Producers of packaged meat products must ensure that the portions of meat that are packed are accurately portioned and cut. Deviating from specified weights by more than a half an ounce for a 16-oz steak, for example, can be expensive. Similarly, cutting the meat in smaller portions will result in unhappy customers, especially if the meat is to be offered to some of the world’s most famous restaurants.
To accomplish economical product portioning, manufacturers of food slicing and packaging equipment are incorporating volumetric scanning systems into their products. By doing so, preprogrammed parameters, such as weight and thickness, can be used to determine various slicing configurations from the generated 3-D model of the meat and then provide the highest-yield cuts.
“In the design of these systems,” says Ignazio Piacentini, CEO of ImagingLab (Lodi, Italy; www.imaginglab.it), “a three-dimensional model of the food must be generated before the slicing process can begin.” Piacentini and his colleagues teamed up with Aqsense (Girona, Spain; www.aqsense.com) to build a prototype 3-D scanner that was shown at VISION 2009, held in Stuttgart, Germany in November (see Fig. 1).
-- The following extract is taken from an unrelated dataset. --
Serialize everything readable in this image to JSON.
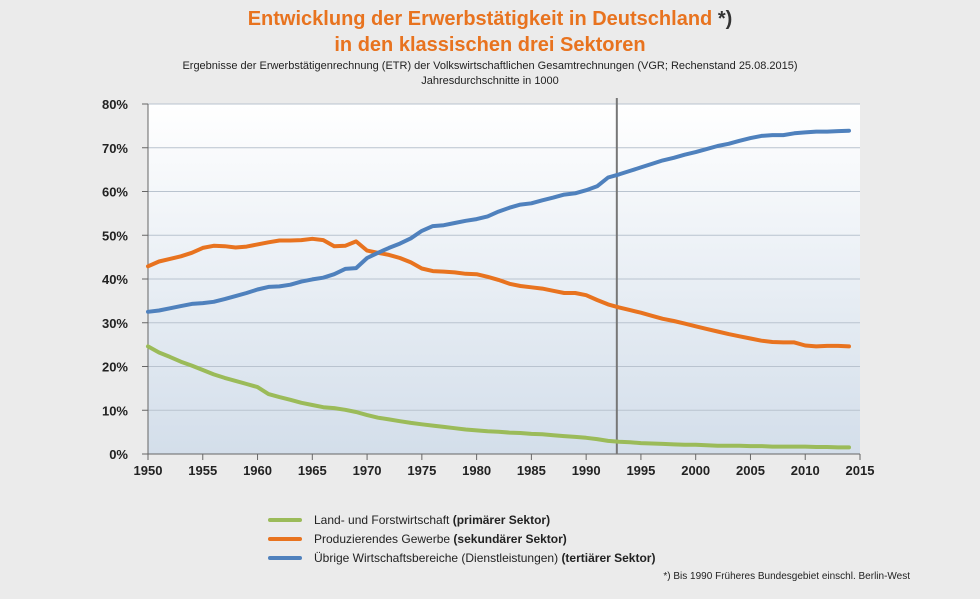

|FIGURE 1. To accurately determine the volume of food before it is sliced, a prototype system from ImagingLab uses three structured light sources, three CMOS cameras, and 3-D reconstruction software.|
To create a 3-D model, structured light is used to illuminate the product as it traverses the scanner’s conveyor belt. By using three ZM-18 laser line emitters from Z-Laser Optoelektronik (Freiburg, Germany; www.z-laser.com) positioned at equal 120° angles around the gantry, the complete 360° surface of the meat is first illuminated. As the light is reflected from the surface of the meat, it is captured by three MV-D1024E-3D01-160-CL Camera Link cameras from Photonfocus (Lachen, Switzerland; www.photonfocus.com) that are also positioned at equal 120° angles around the gantry. Digital output from these three cameras is then transferred to a host PC using three NI-PCIe-1427 Camera Link frame grabbers from National Instruments (Austin, TX, USA; www.ni.com).
To generate a 3-D image, ImagingLab adopted the SAL3D library from Aqsense, which provides a set of tools for laser peak detection, calibration, merging of multiple images, Z-mapping, and geometric computation. By running the Aqsense peak detection algorithm within the FPGA of each Photonfocus camera, the speed of estimating the maximum intensity point of the reflected Gaussian light is increased (see “Reading the Shapes,” Vision Systems Design, March 2008).
After this peak is computed in all three cameras, the data are transferred to the PC and a 3-D image is generated by merging multiple point cloud images. To build the user-interface for the system, Aqsense and ImagingLab integrated the SAL3D library within National Instrument’s LabView software (see Fig. 2). “Because the SAL3D library can now be used within LabView,” says Piacentini, “it can be used with NI’s ImagingLab robotics library by other systems integrators, wishing, for example to build 3-D robotic vision systems.”
|FIGURE 2. Running within LabView, the user interface shows a single slice profile of the structured light (left) and the 3-D reconstruction of the meat segmented in portions (right).|
Before the 3-D scanner can be used for food processing, however, the system must be calibrated. To achieve this, Aqsense developed a 3-D metal calibration object, accurate to 50 μm that is first imaged by the structured laser light and camera system.
“Imaging and analyzing such a precisely formed object,” says Ramon Palli, general manager of Aqsense, “allows the tools within SAL3D to accurately calibrate the system.” After this calibration process, the system can then compute the volume of food products within 0.1% accuracy. These data are then used by the slicing system to cut portions of the food at a constant volume and, therefore, constant weight.
According to Piacentini, prospective customers in the food industry will benefit from this development because of the increased accuracy and speed it provides in determining constant volume and weight portioning. “Minimizing the waste in these automating portioning machines,” he says, “dramatically increases the yield.”